Consider a few basic mechanics along these lines:

  • The battle has a variable current_intensity
  • Each individual event has its own (appropriate) fixed intensity and effect_on_battle_intensity
  • Each event could have a set duration and message frequency, though I would probably just have a simple format for writing out template lines and a delay before the next message (in which case duration is just a sum). The latter would let you mix messages of differing lengths a little more effectively, while the former would require writing messages that stay within a smaller range of what the player can keep up with.
  • Rather than try to select events more frequently towards the end of the battle, you select more intense (dense/verbose/dramatic) events as the intensity of the fight rises
  • Skew either the event pool or the event selector towards events that increase intensity (probably just a 10-35% chance or so of an intensity-reducing event)
  • When one event ends, explicitly choose a tolerable delay before starting the next event (random, fixed, or based on the duration of the ending event)

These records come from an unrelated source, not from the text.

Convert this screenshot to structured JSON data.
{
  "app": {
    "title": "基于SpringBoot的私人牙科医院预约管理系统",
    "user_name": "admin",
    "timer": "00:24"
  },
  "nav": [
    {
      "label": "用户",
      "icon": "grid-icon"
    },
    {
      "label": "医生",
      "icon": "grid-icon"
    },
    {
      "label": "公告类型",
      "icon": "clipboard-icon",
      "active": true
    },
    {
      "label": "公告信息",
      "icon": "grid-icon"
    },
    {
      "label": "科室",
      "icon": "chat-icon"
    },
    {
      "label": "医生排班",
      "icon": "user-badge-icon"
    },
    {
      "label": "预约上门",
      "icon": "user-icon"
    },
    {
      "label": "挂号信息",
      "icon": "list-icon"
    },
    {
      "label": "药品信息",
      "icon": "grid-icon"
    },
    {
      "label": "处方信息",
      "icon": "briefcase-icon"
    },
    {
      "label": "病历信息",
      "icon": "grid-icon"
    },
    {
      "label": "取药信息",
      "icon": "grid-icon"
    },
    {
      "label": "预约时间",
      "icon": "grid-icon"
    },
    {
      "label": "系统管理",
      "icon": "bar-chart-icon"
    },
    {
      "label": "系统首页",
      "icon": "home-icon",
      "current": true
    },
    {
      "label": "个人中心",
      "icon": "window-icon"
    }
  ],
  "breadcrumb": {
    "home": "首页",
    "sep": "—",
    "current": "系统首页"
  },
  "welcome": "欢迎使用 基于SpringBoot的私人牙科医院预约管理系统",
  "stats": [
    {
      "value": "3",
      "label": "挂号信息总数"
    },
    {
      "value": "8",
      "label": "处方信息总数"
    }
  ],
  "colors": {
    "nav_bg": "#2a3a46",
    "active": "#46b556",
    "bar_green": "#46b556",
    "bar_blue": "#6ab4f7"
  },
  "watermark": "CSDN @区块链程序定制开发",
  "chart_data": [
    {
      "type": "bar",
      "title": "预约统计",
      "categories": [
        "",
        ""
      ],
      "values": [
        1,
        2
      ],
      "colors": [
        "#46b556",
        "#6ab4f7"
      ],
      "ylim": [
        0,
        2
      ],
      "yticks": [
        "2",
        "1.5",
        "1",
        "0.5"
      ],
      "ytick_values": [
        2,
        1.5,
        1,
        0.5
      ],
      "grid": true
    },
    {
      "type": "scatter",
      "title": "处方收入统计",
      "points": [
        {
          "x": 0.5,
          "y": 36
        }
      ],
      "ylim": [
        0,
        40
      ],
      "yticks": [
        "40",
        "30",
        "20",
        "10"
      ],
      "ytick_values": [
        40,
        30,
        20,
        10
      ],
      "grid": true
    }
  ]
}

  • The battle has a fixed or random terminal intensity that, once exceeded, will select an event from a pool of battle-terminating events

This would let you cobble together a varied action sequence from well-planned events with reasonably small interruptions. The sequence can have a sense of rising action to some terminal event. It also builds in several levers that you can play with to make the experience more variable. If the players don't have any leveling mechanism, you could just have 5 or 10 intensity levels and start the battle at 1. If players can level up, the start and terminal intensities can depend on player levels.